Curiosity at #DowntownHuntsville Art Walk #amwriting #writerslife

I’m an oddball among the other vendors selling art, jewelry, and handmade crafts—the only author. People stop and ask, “Did you write these?” or “Are you local?” Others want to know about how they’re published because they are thinking about writing a book of their own. I tell them to write. Just do it. See what you can do.

For the four hours that I stood there last night, a menagerie of people and their pets paraded past my table. Dogs of every size, color, and coat came through. Somewhere in the park, face painting was happening, so children passed with colorful cheeks. Actual dialog I overheard between a mother and son:

Mother: What do you need?

Son: I need a sword.

Mother: You do not need a sword.

(The vendor beside me happens to sell them.)

I noticed one man holding a pair of rubber duckies in his hand and tried to imagine what sort of story could be behind a situation like that. Surely I could use that in a future scene in one of my books…

Curiosity works both ways. :)

From Today's Catfish Literary YA Panel Discussion #amwriting

I enjoyed the YA panel discussion at the Catfish Literary Festival today. The atmosphere was relaxed, and the moderator brought some questions that I hadn’t answered before.

What is your favorite childhood book?

I was one of those kids who loved horses. I’d have to say The Black Stallion. I had a whole series of black stallion books in paperback.

Have you ever gotten reader’s block? (What do you not like to read?)

I’m not a big fan of mystery or fantasy books.

Since we’re in a library, what kind of research do you do, and how long do you spend researching before beginning a new book?

I research all the time using Google. People would find my search engine queries peculiar, like “what sound does a shotgun make?” I don’t do a lot of up-front research before beginning a new book but instead research all along the way.

How many hours a day do you write?

An hour and a half a day during weekdays. On weekends, it depends—sometimes more, sometimes less.

What was your hardest scene to write?

Writing conflict is challenging for me. I’m an introvert by nature, and that means that conflict is hard, even on the page. Sometimes I have to go multiple times before I can get it right.

What other authors are you friends with, and how do they help you become a better writer?

Amber D. Tran is another writer that I’m friends with. We have lunch together every month or so and share about our writing. She’s taught me about social media and things to do with Twitter. She’s so much more extroverted than me, and she’s helped me with self-promotion in my writing.
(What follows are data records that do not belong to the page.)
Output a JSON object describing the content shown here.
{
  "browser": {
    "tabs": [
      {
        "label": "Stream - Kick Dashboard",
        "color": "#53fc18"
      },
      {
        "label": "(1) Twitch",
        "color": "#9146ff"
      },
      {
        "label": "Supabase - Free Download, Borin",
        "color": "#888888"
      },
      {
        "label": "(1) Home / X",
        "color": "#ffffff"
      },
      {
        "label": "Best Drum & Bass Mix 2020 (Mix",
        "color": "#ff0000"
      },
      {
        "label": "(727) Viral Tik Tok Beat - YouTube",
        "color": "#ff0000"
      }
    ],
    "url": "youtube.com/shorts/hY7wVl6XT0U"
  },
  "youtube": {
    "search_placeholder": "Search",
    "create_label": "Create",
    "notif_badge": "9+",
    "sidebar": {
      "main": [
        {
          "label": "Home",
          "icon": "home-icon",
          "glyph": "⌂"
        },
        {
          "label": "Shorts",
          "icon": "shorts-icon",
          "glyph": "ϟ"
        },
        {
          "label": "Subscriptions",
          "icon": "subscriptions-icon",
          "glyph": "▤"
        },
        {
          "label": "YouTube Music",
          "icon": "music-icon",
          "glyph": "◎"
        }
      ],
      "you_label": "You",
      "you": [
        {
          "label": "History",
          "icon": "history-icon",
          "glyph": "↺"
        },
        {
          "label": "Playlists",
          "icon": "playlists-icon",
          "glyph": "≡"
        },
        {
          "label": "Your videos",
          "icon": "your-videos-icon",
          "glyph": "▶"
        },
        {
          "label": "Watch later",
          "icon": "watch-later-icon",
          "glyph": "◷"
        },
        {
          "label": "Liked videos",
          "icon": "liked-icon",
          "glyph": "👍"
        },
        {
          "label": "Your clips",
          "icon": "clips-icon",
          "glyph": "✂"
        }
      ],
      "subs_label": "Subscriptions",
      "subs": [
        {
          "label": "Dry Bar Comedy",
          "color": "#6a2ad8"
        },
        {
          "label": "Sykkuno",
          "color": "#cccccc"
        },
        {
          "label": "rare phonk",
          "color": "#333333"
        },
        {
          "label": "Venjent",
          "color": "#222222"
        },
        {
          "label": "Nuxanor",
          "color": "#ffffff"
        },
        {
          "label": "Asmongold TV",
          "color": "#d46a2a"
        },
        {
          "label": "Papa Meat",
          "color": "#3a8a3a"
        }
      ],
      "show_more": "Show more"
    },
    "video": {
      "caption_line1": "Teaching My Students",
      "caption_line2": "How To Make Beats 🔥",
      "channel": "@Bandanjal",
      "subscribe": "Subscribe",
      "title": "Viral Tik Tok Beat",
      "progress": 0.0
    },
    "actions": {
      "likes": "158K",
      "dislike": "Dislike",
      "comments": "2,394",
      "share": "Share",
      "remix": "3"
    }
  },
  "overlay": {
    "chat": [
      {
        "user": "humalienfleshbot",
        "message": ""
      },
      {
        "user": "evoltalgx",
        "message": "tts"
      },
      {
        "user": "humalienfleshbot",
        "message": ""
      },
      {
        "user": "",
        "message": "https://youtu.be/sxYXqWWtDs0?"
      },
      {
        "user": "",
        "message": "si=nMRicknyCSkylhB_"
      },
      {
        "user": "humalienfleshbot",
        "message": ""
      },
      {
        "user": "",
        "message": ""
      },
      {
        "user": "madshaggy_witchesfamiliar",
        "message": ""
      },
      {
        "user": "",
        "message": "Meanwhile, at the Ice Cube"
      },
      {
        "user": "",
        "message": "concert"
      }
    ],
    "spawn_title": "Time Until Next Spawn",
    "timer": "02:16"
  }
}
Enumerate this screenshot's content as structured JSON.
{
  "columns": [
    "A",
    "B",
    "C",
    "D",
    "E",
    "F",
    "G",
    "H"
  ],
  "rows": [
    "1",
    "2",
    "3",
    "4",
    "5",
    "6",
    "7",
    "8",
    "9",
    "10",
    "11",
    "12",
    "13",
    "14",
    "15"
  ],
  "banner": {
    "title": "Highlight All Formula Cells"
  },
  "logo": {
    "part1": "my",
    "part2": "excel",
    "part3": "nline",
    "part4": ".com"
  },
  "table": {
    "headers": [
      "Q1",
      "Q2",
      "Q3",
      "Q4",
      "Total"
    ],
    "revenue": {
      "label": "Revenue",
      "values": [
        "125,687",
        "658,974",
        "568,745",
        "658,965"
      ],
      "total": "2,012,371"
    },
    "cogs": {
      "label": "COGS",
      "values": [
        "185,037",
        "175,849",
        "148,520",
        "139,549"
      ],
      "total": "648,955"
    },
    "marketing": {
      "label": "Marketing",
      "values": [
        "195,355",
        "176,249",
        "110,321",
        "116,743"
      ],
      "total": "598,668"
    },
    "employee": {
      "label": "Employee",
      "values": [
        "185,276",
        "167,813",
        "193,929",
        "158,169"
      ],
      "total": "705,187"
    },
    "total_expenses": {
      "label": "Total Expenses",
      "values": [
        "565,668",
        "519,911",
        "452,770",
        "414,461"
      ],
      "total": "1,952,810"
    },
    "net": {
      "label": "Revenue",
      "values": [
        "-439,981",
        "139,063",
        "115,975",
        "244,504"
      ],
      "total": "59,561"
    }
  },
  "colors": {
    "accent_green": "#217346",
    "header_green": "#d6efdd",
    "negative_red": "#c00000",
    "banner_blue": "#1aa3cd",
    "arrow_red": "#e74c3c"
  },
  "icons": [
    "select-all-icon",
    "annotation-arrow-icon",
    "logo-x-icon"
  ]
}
What did you do with your first writing paycheck?

I took a photocopy of it. Then I put it into the bank.

What’s the best way to market your books?

Face-to-face events work well. I’ve had good success with the book clubs, library events, and festivals. I do not think buying ads does a lot, and I’m not sure what social media does.

What did you or your editor cut out of a book?

In Hollow Beauty, I had some sections where the character started self-harming, and my editor thought that didn’t belong in the book. I took it out. She was right.

Do you read your book reviews? How do you deal with bad or good ones?

I read all my book reviews. The good ones make me feel really happy and full of joy, but the bad ones, don’t have the same effect on the negative side. It’s just feedback.